Bien sûr, dans ce cas, et étant donné l’asymétrie d’informations et de savoir, soulignée par de nombreux journalistes, notamment Emmanuel Lévy de Marianne, il est difficile de ne pas prendre parti pour des collectivités locales qui doivent annuler des rénovations d’équipement scolaire pour payer des emprunts dont les taux d’intérêt peuvent dépasser 15%. Voici une nouvelle illustration de la position de rente dans laquelle les banques se trouvent : elles font souscrire à des élus locaux des emprunts aberrants tout en sachant que, soit ils devront payer rubis sur ongle, soit, si la justice vient à remettre en cause ces contrats, ce sera l’Etat qui interviendra pour les protéger des conséquences d’une éventuelle condamnation.
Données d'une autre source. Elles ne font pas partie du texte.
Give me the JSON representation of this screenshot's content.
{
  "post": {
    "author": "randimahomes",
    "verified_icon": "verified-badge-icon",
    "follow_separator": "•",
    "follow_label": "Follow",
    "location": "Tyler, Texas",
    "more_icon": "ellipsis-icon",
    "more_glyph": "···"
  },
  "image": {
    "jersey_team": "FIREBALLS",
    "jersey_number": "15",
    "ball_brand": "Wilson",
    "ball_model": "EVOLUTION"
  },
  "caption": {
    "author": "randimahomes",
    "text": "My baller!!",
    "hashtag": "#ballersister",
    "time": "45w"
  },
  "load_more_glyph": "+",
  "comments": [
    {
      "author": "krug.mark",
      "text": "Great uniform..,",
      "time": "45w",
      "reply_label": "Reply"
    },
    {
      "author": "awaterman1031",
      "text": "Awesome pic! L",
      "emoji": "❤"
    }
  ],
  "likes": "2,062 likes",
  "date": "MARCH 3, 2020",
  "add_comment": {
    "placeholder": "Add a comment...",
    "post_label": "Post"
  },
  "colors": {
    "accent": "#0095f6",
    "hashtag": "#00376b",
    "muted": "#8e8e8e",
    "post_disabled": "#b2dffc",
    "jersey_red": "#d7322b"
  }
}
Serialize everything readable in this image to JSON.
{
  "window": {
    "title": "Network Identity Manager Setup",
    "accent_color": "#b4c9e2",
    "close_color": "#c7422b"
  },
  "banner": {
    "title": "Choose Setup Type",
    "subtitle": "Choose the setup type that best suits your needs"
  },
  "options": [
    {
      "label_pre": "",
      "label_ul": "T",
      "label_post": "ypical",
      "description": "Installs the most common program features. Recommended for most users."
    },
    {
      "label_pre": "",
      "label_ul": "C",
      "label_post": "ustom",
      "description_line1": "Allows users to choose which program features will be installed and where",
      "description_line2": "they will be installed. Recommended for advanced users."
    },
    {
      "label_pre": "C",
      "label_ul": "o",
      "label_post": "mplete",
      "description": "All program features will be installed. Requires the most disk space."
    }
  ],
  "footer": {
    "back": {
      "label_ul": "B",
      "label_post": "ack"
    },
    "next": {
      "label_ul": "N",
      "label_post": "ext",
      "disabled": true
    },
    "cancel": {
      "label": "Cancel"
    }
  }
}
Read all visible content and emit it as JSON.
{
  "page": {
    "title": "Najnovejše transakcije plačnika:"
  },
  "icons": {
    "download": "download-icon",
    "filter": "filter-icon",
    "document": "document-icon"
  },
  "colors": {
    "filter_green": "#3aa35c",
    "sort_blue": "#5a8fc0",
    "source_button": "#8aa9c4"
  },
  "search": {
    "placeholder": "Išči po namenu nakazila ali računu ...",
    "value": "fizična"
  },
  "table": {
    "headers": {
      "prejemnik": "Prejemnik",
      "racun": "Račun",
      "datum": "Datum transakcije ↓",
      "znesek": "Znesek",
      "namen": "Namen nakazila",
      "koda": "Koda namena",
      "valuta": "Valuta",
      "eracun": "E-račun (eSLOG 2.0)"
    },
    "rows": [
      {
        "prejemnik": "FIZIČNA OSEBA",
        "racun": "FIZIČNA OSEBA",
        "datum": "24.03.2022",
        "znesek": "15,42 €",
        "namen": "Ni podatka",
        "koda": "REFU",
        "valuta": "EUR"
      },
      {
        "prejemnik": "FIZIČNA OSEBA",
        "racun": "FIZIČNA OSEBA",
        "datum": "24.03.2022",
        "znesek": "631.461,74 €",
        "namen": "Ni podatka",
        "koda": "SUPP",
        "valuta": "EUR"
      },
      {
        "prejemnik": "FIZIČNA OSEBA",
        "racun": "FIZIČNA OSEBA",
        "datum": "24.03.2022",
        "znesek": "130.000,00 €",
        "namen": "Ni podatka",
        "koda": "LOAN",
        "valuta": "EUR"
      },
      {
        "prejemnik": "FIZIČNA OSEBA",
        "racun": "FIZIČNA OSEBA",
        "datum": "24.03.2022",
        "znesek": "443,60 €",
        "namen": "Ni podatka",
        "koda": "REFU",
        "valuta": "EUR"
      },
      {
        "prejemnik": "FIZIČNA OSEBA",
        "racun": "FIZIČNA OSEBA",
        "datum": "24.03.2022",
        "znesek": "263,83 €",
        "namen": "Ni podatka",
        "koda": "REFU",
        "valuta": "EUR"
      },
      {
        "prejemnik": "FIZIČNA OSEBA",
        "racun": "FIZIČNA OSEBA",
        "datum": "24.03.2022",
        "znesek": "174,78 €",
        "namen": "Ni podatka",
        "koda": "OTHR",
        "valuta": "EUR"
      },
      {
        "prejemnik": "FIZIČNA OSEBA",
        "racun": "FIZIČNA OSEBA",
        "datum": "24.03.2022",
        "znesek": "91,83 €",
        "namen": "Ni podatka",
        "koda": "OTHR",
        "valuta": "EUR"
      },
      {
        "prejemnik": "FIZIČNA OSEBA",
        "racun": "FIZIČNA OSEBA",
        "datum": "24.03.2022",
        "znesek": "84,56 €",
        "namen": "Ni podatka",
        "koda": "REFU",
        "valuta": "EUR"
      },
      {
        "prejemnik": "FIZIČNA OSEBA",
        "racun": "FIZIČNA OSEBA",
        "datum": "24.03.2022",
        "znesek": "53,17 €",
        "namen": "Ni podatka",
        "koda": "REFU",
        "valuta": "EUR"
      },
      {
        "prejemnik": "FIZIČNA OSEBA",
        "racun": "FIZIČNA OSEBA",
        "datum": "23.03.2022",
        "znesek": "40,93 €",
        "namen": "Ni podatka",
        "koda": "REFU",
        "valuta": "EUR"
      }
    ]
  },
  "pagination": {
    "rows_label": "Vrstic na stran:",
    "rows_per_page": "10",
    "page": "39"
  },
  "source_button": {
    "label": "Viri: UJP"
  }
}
Pile, les banques gagnent. Face, vous perdez ! Dans les deux cas, le contribuable régale, démontrant une fois de plus le vice de forme du système financier actuel. Et la décision du Conseil Constitutionnel n’est guère encourageante…
Mais s’il y a irresponsabilité des banques, qui gagnent qu’elles que soient l’issue, ne peut-on pas déduire également qu’il y a une forme d’irresponsabilité des décideurs politiques. Après tout, même s’il y avait probablement dans beaucoup de cas, une large asymétrie d’informations, pour ne pas dire une forme de manipulation des banques, les collectivités locales ont quand accepté des contrats aux conditions surnaturelles, ce qui aurait dû attirer une plus grande vigilance. Et au final, le contribuable se retrouve payeur de dernier ressort, qui paie des taux d’intérêt extravagants ou renfloue Dexia en difficulté du fait de ses errements ? Bref, cela donne un peu l’impression que les banques et les élus jouent avec notre argent au casino et se défaussent des risques qu’ils prennent sur les citoyens, dans un système qui établit une forme d’irresponsabilité généralisée.
Bien sûr, il faut sans doute interdire ce genre d’emprunts qui n’ont absolument rien à faire dans le bilan de nos collectivités territoriales. Mais ces emprunts toxiques démontrent aussi la folie de la loi de la jungle financière et l’irresponsabilité qui règne dans le monde bancaire et peut-être aussi politique.